Review Summary: Petting the rabid dog can sometimes be fun.
I would have loved to have the lyric sheet to “You Can’t Pray a Lie” when I first listened to the album. There’s something quite exquisite about John Brannon’s vicious, unrelenting voice, not unlike a leashed dog desperately trying to break free from his chains. Just what the man is yelling about, I sadly have no clue. And yet, his fierce howls bring to mind Dax Riggs from Acid Bath, in that words are not needed to understand just what emotions he’s trying to convey.
This seemingly pure rage intertwines perfectly with the disparate guitar parts, which flow in and out of consciousness, weaving a wicked web of cacophony. The instrument itself acts more as a texture than a separate layer, which makes it refreshing in a time where many bands write one riff and then build whole songs off it. Such is not the case here. They went for a smart approach here – their anchor is in the rhythm section.

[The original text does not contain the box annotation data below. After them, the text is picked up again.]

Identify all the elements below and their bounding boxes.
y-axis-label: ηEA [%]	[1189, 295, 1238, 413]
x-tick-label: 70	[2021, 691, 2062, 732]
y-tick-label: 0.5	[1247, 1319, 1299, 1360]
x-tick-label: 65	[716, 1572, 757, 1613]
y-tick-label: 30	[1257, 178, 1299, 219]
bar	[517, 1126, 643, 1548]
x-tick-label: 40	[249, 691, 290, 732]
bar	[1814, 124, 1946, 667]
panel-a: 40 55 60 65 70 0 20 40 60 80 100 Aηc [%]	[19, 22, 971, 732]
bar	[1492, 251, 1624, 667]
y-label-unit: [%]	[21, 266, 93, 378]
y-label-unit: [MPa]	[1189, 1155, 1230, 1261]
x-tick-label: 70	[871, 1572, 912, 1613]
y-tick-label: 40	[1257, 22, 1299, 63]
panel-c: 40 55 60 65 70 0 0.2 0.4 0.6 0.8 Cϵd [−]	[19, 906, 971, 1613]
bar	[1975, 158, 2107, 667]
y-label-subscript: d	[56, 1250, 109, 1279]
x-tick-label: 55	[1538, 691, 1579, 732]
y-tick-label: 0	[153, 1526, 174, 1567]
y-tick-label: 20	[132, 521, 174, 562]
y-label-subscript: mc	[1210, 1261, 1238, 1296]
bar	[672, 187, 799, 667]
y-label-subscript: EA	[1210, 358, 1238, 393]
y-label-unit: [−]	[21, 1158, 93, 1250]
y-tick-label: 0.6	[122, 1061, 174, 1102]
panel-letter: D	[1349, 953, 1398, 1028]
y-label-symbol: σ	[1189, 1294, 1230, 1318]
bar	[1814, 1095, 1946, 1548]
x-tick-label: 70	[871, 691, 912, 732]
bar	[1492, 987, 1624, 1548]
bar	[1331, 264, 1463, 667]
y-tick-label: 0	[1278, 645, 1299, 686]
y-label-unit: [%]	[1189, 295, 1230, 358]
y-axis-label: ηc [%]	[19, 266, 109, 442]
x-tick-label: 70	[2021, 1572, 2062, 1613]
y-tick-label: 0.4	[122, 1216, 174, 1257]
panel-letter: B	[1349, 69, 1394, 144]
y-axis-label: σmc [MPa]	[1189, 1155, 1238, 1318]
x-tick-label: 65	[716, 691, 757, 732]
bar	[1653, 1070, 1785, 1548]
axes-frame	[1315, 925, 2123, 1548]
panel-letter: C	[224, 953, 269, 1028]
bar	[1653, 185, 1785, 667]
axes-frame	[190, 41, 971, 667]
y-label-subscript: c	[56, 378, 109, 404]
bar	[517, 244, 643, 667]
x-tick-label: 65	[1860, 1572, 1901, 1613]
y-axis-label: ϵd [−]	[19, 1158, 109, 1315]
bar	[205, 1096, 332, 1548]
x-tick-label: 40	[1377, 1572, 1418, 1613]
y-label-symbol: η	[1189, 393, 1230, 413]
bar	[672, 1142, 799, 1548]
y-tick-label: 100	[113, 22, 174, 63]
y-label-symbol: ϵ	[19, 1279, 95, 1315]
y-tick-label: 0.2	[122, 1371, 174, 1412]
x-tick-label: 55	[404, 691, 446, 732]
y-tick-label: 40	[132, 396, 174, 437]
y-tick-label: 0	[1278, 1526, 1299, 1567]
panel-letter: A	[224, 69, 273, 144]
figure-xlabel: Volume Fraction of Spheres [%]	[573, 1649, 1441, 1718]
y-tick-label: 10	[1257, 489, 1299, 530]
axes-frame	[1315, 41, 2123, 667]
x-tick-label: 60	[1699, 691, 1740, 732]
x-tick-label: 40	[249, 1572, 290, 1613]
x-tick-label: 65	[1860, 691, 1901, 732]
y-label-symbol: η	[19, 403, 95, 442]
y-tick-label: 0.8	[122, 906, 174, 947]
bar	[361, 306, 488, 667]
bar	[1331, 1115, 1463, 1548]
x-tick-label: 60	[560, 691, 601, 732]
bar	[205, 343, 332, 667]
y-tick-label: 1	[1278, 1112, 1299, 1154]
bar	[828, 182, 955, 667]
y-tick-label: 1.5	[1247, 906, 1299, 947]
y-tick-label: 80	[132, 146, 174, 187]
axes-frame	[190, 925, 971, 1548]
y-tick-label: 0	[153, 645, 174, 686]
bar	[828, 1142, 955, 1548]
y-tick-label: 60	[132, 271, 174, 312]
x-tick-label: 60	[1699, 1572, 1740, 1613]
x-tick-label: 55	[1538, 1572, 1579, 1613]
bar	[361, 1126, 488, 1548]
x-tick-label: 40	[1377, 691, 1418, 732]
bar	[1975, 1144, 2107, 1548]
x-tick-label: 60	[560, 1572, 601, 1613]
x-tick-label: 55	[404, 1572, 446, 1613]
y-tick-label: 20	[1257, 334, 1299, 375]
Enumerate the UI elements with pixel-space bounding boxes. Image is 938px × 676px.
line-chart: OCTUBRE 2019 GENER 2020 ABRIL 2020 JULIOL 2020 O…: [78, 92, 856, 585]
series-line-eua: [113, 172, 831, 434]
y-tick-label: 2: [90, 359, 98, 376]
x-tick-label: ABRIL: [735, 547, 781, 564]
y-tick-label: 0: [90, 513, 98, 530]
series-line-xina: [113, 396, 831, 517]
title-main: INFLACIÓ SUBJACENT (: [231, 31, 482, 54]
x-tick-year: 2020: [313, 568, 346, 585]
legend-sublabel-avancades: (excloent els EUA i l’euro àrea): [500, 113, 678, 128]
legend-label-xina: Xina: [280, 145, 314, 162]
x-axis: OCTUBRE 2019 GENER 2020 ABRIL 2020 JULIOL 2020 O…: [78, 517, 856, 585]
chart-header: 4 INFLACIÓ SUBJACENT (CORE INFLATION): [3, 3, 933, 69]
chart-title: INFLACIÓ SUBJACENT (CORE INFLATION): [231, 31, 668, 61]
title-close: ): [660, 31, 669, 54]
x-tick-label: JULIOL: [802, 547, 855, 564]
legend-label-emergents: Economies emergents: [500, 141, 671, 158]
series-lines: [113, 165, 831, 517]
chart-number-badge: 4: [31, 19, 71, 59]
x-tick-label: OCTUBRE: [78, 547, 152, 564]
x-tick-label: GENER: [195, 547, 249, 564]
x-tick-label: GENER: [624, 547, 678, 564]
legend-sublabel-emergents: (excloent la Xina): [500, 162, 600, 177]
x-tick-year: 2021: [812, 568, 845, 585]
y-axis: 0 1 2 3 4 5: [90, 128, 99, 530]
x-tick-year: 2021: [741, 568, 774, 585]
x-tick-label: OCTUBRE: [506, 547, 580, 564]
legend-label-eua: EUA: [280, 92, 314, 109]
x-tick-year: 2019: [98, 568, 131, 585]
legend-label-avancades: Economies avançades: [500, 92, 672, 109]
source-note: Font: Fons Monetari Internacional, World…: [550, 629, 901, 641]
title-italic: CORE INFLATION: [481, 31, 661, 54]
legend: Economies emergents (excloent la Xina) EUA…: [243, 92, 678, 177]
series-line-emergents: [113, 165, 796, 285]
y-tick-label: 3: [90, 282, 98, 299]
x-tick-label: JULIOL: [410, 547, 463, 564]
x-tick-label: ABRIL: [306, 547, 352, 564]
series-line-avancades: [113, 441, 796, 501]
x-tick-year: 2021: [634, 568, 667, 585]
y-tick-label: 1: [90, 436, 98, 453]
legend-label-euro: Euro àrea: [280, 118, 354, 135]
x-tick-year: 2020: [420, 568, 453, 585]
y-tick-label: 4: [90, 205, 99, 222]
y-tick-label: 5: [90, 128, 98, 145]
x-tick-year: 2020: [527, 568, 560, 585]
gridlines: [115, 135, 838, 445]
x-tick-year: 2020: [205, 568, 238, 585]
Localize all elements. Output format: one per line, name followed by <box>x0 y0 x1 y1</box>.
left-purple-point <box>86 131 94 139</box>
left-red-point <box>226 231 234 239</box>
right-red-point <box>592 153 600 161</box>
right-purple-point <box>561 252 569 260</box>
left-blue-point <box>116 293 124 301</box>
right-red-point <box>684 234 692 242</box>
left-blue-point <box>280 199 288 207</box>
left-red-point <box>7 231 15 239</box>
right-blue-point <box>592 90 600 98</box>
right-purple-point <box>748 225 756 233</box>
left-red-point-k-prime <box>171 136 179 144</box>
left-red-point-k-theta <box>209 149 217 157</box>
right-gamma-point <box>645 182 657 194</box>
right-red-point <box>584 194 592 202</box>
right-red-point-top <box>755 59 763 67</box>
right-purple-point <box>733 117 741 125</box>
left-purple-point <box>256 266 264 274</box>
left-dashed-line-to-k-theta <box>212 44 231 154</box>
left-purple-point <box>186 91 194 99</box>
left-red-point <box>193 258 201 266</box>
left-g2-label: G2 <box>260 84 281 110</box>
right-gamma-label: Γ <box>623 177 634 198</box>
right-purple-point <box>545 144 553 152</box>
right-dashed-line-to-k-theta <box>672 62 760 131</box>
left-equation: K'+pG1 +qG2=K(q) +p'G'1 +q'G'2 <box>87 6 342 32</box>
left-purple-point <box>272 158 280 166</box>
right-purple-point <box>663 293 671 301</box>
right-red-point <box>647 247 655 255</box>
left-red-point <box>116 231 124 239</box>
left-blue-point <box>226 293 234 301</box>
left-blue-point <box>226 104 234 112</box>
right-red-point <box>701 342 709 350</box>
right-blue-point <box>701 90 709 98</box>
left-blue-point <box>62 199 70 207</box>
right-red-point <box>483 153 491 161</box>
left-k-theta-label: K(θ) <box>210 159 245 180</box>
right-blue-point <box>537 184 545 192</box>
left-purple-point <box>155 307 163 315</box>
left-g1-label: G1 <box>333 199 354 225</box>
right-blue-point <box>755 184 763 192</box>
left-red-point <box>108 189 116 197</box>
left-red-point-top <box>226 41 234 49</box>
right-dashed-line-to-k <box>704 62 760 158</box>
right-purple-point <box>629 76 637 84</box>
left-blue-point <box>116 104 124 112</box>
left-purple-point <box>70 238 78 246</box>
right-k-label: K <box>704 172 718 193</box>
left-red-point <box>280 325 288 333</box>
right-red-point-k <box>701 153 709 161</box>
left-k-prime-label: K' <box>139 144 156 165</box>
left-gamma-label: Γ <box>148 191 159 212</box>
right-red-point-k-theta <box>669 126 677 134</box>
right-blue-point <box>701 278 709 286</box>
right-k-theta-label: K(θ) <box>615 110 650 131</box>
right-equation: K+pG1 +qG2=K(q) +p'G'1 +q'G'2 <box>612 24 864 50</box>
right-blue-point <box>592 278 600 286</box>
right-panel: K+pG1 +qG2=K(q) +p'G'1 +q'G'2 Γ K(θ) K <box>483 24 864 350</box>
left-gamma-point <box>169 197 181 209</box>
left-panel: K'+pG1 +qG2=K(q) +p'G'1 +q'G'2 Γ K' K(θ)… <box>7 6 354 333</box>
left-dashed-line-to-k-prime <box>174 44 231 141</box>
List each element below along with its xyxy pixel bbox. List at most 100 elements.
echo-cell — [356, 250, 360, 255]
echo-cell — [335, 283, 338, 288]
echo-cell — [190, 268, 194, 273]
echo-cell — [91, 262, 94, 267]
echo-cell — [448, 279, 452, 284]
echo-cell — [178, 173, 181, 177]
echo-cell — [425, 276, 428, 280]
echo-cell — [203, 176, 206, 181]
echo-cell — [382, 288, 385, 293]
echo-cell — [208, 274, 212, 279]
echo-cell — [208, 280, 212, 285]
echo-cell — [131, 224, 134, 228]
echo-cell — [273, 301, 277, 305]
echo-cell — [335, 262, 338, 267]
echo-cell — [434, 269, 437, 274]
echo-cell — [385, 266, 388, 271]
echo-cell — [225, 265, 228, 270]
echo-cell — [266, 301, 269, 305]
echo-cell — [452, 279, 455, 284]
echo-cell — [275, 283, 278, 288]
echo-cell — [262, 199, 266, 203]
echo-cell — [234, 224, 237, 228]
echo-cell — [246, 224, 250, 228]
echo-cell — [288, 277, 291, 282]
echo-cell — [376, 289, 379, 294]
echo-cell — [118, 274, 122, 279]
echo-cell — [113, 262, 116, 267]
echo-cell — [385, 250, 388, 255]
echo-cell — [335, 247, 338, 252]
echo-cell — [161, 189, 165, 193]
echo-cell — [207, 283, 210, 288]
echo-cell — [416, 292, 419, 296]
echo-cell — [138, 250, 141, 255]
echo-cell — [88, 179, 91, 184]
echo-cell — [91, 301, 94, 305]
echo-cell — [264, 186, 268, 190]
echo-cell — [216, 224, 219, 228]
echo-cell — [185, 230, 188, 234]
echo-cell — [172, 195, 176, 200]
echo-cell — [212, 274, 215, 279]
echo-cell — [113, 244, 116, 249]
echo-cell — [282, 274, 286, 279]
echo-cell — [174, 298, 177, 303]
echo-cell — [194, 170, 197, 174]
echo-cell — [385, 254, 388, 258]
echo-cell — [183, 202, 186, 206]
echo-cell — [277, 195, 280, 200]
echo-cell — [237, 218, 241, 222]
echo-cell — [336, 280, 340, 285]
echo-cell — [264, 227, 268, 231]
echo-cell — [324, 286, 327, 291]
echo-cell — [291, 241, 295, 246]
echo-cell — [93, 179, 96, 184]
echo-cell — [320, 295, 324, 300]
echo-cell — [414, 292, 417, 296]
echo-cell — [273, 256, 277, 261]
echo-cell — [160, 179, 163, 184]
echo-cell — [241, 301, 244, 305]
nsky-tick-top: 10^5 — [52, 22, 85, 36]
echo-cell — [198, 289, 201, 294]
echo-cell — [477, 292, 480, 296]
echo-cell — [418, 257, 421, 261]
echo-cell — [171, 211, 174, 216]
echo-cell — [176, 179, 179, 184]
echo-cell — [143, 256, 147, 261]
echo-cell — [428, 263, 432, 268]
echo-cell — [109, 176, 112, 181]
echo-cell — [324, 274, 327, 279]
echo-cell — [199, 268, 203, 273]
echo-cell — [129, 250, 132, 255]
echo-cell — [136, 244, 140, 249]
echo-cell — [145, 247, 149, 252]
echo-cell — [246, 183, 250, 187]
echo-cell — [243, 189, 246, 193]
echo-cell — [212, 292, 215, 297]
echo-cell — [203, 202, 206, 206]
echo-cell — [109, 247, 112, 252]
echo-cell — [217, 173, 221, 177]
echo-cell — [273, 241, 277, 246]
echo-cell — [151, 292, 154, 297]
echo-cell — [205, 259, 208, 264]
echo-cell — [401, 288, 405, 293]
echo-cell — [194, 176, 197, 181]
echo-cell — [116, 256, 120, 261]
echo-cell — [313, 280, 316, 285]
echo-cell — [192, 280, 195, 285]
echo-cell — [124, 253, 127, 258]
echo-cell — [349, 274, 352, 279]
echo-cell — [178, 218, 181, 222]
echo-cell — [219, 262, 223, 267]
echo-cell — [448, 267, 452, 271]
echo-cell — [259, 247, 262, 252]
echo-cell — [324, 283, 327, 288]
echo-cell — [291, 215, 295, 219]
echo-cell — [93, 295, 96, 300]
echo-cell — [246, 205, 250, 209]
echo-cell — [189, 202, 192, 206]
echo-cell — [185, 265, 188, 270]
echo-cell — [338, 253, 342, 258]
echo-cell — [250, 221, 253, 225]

If Laughing Hyenas were a building, the bass would be the foundation, laying a strong and reliable base for the walls to be erected upon and give it a single, identifiable shape. As people and furniture started coming in – the other instruments – the building would be filled with life visible through its odd-shaped windows.
The “riffs” on this album are all bass-driven, as catchy as they are commanding, while the other instruments dance around them, giving their own interpretation of the music. In practice, this creates an album which, despite not varying much in terms of genre and song-structure, sounds new and fresh with each song and subsequent listen. There are just too many variations to fully comprehend the record on the first listen, but if one follows the basslines and the different ways the guitar, drums and voice dance around them, the music reveals a freshness that doesn’t come around often.
The record is sure to alienate a lot of people, due to its overly cacophonic nature. Its main flaw lies here – the music is too involved in itself to let the listener appreciate its beauty naturally. Brannon’s scream is prevalent during the whole album, and many people will automatically run at the sight of the rabid, ugly dog barking in rage before they see that there is emotional depth behind those eyes.
YCPL manages to cram many stories in little over half an hour, not dissimilar to how modern videogames let you replay the entire story again in order to see different endings with their own intricacies. However, for all its expansiveness, the record hides behind a veil of highly chaotic energy, making it difficult to ascertain its value on the first listen.
If you want to see what these hyenas are laughing about, you’ll have to get close enough to feel their breath.